Cf. United States v. Nino, 878 F.2d 101, 105 (3d Cir. 1989) (posing the question whether a counsel's failure to apprise defendant of the deportation consequences of a guilty plea constituted ineffective assistance of counsel). At the hearing, the government will have the opportunity to demonstrate why Mr. Simone's failure to give proper advice to Moskovits about the use of his Mexican conviction for impeachment purposes was more reasonable than Mr. Simone's failure to assess the validity of that conviction at the sentencing stage.

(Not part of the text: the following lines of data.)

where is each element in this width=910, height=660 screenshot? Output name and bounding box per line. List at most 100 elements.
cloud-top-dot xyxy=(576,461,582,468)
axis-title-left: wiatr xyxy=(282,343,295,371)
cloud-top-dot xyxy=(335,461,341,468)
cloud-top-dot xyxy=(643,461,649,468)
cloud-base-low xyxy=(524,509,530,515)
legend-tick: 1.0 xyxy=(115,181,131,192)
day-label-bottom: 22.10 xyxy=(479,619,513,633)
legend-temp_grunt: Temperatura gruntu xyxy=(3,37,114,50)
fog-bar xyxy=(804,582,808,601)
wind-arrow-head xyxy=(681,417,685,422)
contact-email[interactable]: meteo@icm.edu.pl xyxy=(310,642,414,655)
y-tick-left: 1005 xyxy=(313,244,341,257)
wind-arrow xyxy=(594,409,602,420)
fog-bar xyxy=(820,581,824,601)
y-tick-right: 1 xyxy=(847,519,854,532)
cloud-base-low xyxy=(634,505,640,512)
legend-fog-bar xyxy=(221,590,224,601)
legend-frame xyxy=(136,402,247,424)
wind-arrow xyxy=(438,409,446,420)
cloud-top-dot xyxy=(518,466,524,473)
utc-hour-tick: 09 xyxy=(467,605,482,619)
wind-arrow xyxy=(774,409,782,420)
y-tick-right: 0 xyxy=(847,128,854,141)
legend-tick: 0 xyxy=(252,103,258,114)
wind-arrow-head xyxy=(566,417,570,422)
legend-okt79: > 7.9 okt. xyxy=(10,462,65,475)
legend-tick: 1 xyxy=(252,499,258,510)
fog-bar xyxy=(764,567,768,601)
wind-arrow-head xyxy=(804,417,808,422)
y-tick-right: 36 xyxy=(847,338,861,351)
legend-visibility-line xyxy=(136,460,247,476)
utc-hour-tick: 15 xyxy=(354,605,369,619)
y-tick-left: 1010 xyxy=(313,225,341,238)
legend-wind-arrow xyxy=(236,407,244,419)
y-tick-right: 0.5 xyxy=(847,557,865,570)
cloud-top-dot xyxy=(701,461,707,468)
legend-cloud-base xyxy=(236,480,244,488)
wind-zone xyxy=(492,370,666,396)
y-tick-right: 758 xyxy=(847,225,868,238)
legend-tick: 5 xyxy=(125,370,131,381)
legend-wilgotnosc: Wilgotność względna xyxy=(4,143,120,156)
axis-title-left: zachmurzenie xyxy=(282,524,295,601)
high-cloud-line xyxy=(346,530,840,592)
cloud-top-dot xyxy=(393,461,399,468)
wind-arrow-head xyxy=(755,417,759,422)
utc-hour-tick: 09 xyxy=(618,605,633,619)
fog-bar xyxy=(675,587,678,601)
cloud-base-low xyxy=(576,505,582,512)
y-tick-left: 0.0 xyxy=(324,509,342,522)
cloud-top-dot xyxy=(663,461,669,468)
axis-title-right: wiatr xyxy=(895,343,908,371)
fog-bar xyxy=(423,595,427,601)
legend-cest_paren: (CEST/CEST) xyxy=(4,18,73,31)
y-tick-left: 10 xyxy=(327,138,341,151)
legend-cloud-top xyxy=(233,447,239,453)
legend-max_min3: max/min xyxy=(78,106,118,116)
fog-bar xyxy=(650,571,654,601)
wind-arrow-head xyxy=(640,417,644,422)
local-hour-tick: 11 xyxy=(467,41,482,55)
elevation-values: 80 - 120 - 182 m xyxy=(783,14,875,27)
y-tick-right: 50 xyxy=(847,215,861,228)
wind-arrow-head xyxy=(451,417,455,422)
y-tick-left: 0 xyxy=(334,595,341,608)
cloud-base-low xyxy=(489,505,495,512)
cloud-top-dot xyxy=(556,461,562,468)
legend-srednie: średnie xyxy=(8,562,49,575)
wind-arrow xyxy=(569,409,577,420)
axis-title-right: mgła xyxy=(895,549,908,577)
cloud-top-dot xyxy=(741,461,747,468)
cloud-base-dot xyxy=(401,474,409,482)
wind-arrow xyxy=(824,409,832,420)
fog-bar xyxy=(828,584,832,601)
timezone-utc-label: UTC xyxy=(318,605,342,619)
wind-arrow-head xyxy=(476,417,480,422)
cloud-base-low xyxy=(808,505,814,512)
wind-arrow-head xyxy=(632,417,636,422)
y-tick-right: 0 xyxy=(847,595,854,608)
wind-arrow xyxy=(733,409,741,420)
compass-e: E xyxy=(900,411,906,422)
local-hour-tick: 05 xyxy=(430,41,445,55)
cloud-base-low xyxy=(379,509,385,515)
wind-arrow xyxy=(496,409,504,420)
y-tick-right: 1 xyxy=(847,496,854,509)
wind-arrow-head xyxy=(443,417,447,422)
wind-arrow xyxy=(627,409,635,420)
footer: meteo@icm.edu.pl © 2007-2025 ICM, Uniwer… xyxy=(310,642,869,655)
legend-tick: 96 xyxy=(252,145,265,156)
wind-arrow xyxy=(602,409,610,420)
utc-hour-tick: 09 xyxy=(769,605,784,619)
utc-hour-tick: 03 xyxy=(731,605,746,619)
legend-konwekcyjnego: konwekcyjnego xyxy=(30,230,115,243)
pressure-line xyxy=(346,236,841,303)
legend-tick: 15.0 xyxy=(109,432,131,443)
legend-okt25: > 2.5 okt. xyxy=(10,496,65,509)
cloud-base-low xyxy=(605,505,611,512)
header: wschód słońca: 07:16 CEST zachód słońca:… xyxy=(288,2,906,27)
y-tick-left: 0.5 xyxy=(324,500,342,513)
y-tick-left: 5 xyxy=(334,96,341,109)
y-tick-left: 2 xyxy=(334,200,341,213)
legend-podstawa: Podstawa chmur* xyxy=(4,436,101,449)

To demonstrate a "reasonable probability" of prejudice, Moskovits, it would seem, must provide evidence sufficient to support two propositions: (1) that if Moskovits had known that he could not be impeached with a prior conviction obtained without the assistance of counsel at critical phases of the proceeding, it is reasonably probable that he would have chosen to testify; and (2) that without his trial testimony, his trial was rendered unfair and the verdict rendered suspect. As to the first proposition, Moskovits has submitted an affidavit from Mr. Simone stating that
I advised Mr. Moskovits that if he testified on his own behalf, that [the Mexican] conviction would more than likely be used for impeachment purposes.
I advised Mr. Moskovits that such evidence would have a great deal of affect [sic] on his credibility in front of the jury, and Mr. Moskovits took my advice and did not in fact testify in his own behalf.